The brutal fact seems to be—in Terri Schiavo’s case in Florida, as in Hugh Finn’s in Virginia in 1998, and in who can predict how many more tragedies to come—that families, friends, honest public officials, and people of good will have found themselves legally impotent to stop the killing. No accident here, though. This is the necessary first step for the Establishment to make “the right to die” an integral part of the new American way of life. For with impotence comes resignation—with resignation, apathy—with apathy, acceptance—with acceptance, agreement—with agreement, active participation—and with active participation, vilification, then persecution, of dissenters, because no messenger can be allowed to bring bad news to a people for whom the moronic Smiley Face has become the true national symbol.
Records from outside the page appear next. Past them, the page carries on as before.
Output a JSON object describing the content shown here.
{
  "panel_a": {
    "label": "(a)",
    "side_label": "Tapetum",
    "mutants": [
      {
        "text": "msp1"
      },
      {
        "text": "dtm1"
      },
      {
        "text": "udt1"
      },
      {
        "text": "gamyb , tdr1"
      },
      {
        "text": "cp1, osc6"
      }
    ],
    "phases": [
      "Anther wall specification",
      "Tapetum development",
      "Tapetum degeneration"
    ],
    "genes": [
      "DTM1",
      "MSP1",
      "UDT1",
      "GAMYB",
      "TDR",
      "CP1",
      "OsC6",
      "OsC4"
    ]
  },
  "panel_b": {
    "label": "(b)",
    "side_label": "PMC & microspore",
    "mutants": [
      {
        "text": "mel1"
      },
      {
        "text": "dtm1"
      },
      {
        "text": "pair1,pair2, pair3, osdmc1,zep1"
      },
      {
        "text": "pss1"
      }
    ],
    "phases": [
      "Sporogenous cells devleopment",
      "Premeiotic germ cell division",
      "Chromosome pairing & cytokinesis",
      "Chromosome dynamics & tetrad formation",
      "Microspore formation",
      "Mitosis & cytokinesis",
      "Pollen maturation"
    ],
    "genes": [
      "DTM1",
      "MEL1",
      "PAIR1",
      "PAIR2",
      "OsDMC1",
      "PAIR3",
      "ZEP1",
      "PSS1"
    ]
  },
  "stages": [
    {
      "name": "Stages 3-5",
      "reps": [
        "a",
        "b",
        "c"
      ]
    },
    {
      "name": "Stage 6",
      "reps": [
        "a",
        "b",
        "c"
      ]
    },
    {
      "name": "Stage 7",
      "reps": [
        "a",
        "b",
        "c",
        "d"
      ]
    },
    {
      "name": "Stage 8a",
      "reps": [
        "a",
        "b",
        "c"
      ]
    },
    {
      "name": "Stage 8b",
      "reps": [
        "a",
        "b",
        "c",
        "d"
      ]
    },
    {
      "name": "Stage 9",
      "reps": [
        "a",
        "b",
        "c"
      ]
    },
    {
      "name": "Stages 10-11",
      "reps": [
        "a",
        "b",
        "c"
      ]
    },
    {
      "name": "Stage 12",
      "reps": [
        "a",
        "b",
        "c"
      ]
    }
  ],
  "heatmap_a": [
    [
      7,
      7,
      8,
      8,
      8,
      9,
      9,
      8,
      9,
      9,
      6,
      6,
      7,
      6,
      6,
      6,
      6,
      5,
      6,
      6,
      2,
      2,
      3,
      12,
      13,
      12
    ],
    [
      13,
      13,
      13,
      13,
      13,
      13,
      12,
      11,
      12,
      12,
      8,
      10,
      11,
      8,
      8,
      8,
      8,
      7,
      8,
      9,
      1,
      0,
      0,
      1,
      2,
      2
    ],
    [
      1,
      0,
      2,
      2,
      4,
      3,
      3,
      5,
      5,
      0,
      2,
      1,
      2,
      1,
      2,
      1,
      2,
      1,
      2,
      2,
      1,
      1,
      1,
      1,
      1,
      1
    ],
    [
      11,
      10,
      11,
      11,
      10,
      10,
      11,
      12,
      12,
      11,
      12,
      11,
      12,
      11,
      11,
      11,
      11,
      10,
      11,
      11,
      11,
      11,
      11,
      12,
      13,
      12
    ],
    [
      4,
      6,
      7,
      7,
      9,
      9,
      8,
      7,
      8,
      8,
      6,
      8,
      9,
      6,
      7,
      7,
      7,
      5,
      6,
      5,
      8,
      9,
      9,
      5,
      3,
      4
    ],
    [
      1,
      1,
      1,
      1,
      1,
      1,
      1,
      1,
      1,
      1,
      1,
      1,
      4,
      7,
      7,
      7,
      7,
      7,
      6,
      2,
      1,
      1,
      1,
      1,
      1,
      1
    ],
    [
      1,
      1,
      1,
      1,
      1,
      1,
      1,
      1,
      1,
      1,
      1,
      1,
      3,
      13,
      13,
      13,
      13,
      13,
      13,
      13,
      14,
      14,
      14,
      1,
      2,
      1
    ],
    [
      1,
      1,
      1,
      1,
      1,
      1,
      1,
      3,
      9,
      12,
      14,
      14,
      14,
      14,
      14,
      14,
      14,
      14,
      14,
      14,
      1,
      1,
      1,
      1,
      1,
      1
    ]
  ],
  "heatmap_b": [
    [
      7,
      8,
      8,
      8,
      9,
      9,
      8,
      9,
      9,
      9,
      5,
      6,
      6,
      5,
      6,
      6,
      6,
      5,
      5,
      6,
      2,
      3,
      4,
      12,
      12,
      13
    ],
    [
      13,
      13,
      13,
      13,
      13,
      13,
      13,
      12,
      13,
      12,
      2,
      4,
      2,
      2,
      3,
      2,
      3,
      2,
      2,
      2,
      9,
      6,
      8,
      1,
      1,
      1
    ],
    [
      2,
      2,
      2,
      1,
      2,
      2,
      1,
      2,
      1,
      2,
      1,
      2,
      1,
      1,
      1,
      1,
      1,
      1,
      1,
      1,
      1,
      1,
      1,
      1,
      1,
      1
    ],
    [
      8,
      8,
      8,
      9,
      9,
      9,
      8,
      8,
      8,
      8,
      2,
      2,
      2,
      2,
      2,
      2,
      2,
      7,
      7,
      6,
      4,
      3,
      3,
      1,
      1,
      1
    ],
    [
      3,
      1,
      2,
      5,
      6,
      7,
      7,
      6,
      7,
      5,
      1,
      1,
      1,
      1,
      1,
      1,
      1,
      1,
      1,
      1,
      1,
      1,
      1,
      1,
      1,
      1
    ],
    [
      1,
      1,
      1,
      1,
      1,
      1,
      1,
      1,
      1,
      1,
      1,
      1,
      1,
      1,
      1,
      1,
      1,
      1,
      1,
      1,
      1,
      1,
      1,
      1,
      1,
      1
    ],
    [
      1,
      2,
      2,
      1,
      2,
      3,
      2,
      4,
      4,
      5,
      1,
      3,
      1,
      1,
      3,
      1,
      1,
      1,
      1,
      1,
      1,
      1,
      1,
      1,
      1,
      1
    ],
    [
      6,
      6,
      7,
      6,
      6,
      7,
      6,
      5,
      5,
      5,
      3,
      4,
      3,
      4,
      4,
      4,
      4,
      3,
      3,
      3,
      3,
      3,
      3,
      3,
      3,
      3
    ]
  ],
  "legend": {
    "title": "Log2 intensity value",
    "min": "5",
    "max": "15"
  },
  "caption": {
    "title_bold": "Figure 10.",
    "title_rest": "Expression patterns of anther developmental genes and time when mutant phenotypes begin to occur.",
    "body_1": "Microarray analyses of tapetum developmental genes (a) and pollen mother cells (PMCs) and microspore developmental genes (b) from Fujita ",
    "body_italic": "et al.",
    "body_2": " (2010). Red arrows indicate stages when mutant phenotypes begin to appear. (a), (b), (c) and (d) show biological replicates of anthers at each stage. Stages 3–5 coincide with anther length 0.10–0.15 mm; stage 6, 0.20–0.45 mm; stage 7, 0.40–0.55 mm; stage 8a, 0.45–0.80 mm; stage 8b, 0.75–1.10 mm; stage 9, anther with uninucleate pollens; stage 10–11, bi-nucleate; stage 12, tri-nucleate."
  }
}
To be sure, those who invoke the courts in order to kill their parents, wives, children, and other relatives will suffer some guilt—conscience, after all, can never be completely suppressed. But Americans are being conditioned to believe that feeling pangs of guilt is neurotic, and that the still, small voice of conscience echoing in an individual’s own heart is to be heeded less than the loud mouth of authority in such a creature as Judge Greer. Everyone, the Smiley Face tells Americans, is at heart a good person—even if he or she has killed a wife or a husband, a parent, or a child, or plans to do so, or as a judge, legislator, or policeman enables someone else to do so.
Rather than blame themselves, these people will seek to validate their “choices” by becoming vocal supporters, not only of “the right to die”, but also of a government powerful (as well as lawless and immoral) enough to give them this right, and of politicians sufficiently criminal to administer such a government. Which, of course, can only strengthen the Establishment’s position across the board.
Thus, step by step, death by death, the “right to die” is being imposed on America as a whole as surely as it has been on Terri Schiavo as an individual. Her bell tolls for you and your family.